Zimbabwe's military says it is continuing talks with President Robert Mugabe for his departure while it pursues those who were close to the leader and his wife, Grace.
Zimbabwe state media reported on Friday morning (17 November) a military statement saying talks with Mugabe "on the way forward" are ongoing.
The Zimbabwe Defence Forces said "significant progress has been made in their operation to weed out criminals around President Mugabe," adding that they had arrested some although others were still at large.
The statement said Zimbabwe's military is "currently engaging with the Commander-in-Chief President Robert Mugabe on the way forward and will advise the nation of the outcome as soon as possible."
The state Zimbabwe Broadcasting Corporation (ZBC) television aired a similar report in its early morning bulletin.
The country is facing a political deadlock following what has been described as a "bloodless correction of power"at the hands of the military earlier in November.
Mounting tensions after Mugabe fired his deputy, vice-President Emmerson Mnangagwa, resulted in the army temporarily taking over the helm of the country to target "criminals close to Mugabe".
The military seized ZBC and announced in a televised speech on 15 November that Mugabe and his family were "safe and sound".
It is believed that Mugabe has been in custody in his house in the capital Harare since.
Zimbabwean newspaper NewsDay quoted an unnamed military source as saying that the president has agreed "in principle" to step down and would go into exile in South Africa on Friday.

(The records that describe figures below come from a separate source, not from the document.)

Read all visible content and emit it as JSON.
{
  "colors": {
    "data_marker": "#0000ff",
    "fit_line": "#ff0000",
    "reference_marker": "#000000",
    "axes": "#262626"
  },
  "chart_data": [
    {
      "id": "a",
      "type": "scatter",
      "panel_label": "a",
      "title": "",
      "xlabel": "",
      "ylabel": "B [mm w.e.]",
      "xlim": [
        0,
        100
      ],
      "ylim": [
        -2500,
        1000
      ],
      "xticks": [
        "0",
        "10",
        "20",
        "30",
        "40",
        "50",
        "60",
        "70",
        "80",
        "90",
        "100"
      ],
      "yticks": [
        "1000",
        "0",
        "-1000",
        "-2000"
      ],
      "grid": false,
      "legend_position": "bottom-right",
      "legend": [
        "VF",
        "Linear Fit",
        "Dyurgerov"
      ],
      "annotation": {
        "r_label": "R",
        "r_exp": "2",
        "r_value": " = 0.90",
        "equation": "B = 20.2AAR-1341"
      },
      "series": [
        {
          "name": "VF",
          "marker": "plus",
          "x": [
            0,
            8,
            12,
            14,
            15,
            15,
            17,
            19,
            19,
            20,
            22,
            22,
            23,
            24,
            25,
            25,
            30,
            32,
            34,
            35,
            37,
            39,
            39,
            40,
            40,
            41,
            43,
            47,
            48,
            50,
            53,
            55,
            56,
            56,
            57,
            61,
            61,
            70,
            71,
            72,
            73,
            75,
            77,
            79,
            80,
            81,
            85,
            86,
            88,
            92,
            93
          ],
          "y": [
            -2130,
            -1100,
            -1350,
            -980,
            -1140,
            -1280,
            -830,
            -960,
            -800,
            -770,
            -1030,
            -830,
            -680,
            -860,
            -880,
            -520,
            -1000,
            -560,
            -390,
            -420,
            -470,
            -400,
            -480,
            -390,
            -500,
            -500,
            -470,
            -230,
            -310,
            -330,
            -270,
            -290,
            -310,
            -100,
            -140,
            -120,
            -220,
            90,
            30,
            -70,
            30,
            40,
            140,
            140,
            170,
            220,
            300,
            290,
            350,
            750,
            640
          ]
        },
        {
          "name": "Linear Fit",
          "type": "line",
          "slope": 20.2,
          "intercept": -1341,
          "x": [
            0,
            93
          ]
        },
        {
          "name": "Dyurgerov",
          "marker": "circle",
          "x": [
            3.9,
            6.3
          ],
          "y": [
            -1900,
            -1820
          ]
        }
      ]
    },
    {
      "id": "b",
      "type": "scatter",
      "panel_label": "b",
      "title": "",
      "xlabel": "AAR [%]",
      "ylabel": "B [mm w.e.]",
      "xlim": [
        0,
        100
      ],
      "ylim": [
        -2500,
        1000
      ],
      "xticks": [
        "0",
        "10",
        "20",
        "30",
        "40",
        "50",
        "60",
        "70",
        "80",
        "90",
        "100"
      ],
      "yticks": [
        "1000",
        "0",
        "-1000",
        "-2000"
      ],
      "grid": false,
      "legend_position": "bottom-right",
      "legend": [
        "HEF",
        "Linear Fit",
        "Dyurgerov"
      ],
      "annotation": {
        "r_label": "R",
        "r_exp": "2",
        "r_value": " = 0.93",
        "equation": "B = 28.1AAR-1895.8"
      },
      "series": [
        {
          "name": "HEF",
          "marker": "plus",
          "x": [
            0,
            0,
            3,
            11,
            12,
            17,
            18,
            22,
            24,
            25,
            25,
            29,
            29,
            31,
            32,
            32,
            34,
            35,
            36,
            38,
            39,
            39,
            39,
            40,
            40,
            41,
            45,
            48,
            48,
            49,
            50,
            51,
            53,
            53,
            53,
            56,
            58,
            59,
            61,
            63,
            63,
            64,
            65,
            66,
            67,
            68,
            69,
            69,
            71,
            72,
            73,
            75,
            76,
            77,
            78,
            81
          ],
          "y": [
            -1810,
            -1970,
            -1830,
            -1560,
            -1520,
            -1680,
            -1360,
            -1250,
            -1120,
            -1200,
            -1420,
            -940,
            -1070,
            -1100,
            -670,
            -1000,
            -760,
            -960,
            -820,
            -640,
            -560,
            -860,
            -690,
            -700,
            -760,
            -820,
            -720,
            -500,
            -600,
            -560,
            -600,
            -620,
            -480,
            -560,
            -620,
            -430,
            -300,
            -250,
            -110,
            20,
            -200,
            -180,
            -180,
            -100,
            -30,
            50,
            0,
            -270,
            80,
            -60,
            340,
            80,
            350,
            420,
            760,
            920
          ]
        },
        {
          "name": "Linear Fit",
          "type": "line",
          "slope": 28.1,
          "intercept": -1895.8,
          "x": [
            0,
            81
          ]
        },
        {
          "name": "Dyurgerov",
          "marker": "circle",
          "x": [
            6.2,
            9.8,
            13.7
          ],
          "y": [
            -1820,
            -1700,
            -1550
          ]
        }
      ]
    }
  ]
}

However, news agency AFP said Mugabe refused to to step down and he was trying to "buy time" to negotiate his departure.
Where is Grace Mugabe?
Speculation is rife on the whereabouts of the First Lady who, along with Mnangagwa, is seen as a likely successor of Mugabe.
Some analysts believe the military's intervention was to stop Grace's bid for power.
The woman's whereabouts are currently unknown. Reports earlier this week suggested she might have travelled to Namibia after the military took over.
Some have claimed she is with Mugabe in the presidential house in Harare.
AU and Regional bloc
The head of the African Union Commission is backing efforts by the Southern African Development Community to resolve the political crisis in Zimbabwe.
Moussa Faki Mahamat told AP that the AU is working with the regional group and he believed a solution will be found that's within "constitutional legality."
The AU leader isn't saying explicitly whether what happened in Zimbabwe was a coup. He said through a translator that there were "divergent views" within Zimbabwe's ruling party.
He also said the AU condemns all unconstitutional changes in government. He said the union rejected any coups, rebellions or mercenary actions to overthrow a democratically elected government.
Cabinet ministers from four countries in the 15-nation SADC called for an emergency summit to discuss the turmoil in Zimbabwe. It is widely seen as essential to give Mugabe a dignified exit from power.